Research & Papers

CONTRA: New method sharpens multi-dimensional prediction regions with guaranteed coverage

Normalizing flows meet conformal prediction for tighter, non-rectangular output regions.

Deep Dive

Conformal prediction provides statistically guaranteed coverage, but its reliance on one-dimensional nonconformity scores severely limits its utility for multi-dimensional outputs—often forcing crude, rigid prediction regions like hyperrectangles or ellipses. CONTRA (CONformal prediction region via normalizing flow TRAnsformation) tackles this by leveraging the latent space of normalizing flows. It calculates nonconformity scores as distances from the center of the flow's latent distribution, then maps the resulting high-density latent regions back to the original output space. This produces sharp, flexible prediction regions that faithfully capture the true underlying data distribution, delivering guaranteed coverage without the rectangular or elliptical distortions of prior approaches.

Beyond pure flow-based models, CONTRA can wrap around any existing predictor—by training a lightweight normalizing flow on the model's residuals. This extension allows practitioners to add reliable, multi-dimensional prediction intervals to their pre-trained regression or classification models with minimal overhead. Experiments on multiple datasets confirm that both CONTRA and its residual-based variant maintain exact coverage guarantees while significantly reducing region volume compared to baselines.
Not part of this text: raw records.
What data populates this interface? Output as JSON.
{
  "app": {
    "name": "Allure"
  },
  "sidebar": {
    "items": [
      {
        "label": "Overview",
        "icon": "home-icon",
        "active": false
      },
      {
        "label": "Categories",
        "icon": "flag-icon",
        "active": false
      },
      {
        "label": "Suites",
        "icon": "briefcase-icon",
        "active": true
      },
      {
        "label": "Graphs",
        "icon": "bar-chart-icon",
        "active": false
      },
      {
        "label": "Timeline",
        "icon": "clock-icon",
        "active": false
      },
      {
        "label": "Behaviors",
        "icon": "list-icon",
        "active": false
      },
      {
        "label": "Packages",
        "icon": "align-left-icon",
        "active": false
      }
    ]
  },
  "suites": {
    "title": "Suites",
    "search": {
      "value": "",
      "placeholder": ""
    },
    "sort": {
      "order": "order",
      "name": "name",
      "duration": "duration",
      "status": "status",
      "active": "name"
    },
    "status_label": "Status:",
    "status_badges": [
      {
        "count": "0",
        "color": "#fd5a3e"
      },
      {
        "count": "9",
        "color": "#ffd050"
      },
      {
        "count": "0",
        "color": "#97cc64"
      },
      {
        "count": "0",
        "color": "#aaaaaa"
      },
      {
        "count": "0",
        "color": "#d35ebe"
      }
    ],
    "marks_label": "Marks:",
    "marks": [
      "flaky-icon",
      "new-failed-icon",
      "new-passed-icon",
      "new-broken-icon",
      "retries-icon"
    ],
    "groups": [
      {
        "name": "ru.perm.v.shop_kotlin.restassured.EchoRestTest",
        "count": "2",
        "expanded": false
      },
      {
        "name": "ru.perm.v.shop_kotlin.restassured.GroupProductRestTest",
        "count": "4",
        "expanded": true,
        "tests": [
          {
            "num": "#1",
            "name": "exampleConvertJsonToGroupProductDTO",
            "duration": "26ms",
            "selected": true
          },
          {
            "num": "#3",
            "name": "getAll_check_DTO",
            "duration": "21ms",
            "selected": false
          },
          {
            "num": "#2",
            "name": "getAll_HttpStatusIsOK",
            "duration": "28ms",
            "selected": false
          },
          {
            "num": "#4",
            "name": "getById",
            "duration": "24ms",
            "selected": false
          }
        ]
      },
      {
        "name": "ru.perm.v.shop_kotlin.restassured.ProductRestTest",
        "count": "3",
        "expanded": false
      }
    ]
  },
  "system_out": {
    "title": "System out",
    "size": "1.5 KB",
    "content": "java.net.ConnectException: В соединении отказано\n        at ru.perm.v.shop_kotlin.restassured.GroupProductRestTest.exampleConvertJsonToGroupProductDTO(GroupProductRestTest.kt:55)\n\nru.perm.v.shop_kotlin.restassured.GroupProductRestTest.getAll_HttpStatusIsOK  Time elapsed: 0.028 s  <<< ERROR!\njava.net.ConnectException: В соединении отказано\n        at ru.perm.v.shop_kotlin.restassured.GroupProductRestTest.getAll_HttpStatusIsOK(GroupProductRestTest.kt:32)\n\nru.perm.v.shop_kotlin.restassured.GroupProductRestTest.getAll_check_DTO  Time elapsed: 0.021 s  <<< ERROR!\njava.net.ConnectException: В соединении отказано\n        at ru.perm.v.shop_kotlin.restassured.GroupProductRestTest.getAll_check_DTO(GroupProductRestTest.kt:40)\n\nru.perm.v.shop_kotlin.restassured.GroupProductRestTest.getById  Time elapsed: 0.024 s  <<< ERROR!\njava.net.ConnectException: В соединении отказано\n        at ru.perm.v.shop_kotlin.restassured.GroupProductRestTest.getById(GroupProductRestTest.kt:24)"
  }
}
For professionals deploying machine learning in high-stakes domains (healthcare, finance, autonomous systems), CONTRA offers a principled way to generate trustworthy, compact uncertainty estimates for complex outputs.

Key Points
  • CONTRA uses normalizing flow latent spaces to define nonconformity scores based on distance from center, enabling non-rectangular prediction regions.
  • Extension trains a simple flow on residuals to add conformal prediction regions to any existing model while maintaining guaranteed coverage.
  • Outperforms traditional conformal methods (hyperrectangular/elliptical) across multiple datasets with sharper regions and same coverage probability.

Why It Matters

Enables reliable, compact prediction intervals for high-dimensional outputs—critical for safety-critical ML applications.